We hypothesise that crosstalk between infected lung epithelial cells, targeted by SARS-CoV-2 but poor cytokine producers, and myeloid cells, not susceptible to SARS-CoV-2 infection but major producers of cytokines, will contribute to the cytokine imbalance and storm characteristic of COVID19.
The main objective of this study is to establish the role of monocytes/macrophages as amplifiers of inflammatory responses during SARS-CoV-2 infection including evaluating the differential effect(s) of: SARS-CoV-2 variants, existing or new drugs and donor characteristics. We will also compare SARSCoV-2 to different coronaviruses to provide additional insight into the pathogenesis of hCoV infections more generally.
Key stages for the project:
1. Creation and use of primary human airway epithelial cultures to model SARS-CoV-2 pathogenesis. Using our combined expertise, we will extend our initial human cell models to study
virus:host interactions in the airway.
2. Investigate if and how the presence of human macrophages influences SARS-CoV-2 infection of differentiated human lung epithelial cells.
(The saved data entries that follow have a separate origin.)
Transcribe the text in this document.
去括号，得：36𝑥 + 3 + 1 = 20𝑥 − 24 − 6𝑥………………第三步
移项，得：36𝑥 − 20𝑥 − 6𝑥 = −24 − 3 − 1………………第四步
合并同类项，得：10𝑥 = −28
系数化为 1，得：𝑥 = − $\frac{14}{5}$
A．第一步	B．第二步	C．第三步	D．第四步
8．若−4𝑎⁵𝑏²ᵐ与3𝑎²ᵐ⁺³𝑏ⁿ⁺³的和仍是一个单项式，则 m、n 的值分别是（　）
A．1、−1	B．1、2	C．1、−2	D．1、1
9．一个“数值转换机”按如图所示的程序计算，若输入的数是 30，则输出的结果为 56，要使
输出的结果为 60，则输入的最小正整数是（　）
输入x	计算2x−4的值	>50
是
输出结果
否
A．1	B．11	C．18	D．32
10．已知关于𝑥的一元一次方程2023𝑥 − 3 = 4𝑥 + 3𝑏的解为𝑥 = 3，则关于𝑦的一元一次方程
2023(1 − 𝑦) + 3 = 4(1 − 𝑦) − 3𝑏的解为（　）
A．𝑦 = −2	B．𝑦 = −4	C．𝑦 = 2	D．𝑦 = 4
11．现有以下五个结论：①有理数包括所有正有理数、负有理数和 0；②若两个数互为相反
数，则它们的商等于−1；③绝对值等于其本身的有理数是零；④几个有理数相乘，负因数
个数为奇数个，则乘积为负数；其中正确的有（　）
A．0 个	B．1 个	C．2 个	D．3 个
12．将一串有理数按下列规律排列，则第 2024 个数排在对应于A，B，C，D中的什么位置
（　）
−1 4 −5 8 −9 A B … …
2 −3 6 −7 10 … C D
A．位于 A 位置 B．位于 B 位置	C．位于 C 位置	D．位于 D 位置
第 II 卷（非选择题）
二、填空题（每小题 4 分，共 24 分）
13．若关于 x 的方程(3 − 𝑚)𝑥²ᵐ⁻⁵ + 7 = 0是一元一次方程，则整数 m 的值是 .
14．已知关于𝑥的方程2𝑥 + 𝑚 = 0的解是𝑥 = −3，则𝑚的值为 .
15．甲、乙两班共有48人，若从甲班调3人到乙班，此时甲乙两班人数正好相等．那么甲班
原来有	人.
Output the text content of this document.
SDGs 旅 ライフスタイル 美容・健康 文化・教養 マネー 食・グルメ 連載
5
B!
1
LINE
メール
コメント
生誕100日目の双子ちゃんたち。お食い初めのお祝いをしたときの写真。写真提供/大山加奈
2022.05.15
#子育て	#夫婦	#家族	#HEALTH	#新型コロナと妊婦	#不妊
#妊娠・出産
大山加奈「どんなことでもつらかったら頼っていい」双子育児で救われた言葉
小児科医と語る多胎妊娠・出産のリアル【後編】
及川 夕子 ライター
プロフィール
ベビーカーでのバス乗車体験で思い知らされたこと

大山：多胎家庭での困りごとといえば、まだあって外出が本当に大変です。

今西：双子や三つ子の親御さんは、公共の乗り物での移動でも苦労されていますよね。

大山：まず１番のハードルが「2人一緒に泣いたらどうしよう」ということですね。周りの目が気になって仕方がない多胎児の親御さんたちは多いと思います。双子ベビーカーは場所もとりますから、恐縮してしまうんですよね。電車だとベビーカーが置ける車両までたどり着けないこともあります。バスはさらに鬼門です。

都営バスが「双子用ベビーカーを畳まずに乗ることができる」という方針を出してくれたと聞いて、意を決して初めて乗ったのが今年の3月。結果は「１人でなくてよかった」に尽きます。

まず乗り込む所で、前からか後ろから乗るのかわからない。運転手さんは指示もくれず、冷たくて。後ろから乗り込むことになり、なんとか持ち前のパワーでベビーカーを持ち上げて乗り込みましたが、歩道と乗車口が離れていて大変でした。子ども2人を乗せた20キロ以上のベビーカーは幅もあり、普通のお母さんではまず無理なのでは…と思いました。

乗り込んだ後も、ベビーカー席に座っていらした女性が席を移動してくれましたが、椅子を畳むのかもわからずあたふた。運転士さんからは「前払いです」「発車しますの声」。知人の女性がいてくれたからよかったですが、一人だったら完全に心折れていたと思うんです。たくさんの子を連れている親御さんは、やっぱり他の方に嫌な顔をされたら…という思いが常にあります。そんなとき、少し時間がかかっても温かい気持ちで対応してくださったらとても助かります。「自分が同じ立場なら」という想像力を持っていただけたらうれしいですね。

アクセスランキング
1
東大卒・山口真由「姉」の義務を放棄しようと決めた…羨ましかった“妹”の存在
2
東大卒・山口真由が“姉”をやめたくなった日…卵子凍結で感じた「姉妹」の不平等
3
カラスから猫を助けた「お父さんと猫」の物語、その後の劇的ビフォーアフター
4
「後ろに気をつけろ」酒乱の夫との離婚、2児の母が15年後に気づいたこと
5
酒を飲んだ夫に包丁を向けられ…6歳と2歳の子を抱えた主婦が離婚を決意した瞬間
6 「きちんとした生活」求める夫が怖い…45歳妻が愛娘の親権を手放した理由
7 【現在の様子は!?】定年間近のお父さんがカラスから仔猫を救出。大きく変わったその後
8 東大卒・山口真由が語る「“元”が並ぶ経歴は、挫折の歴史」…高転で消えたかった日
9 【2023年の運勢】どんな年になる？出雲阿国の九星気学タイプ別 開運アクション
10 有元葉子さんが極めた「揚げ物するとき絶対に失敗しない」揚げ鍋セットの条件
3. Characterise the capacity of different SARS-CoV-2 variants e.g. Alpha, Delta, Omicron to initiate responses in the model.
Based on progress we will extend the study to:
4. Characterise the capacity of different coronaviruses including SARS-CoV-1, MERS-CoV and less pathogenic hCoVs to initiate responses in the in vitro model.
5. Determine the effects of existing e.g. dexamethasone and more novel drugs on 1-4.
6. Investigate the impact of donor characteristics e.g. age, ancestry on 1-4.
Main readouts will include: hCoV replication, cytotoxicity, cytokine production and changes in global gene expression signature in both airway epithelial and macrophage cell types (RNA-seq).
This project has the potential to identify novel targets for anti-coronavirus therapeutics for use in current and future outbreaks. This proposal combines the expertise of investigators across schools and disciplines including airway
epithelial cell models/respiratory medicine (Prof. Sayers), macrophages/immunology (Dr MartinezPomares) and coronaviruses (Dr Coleman).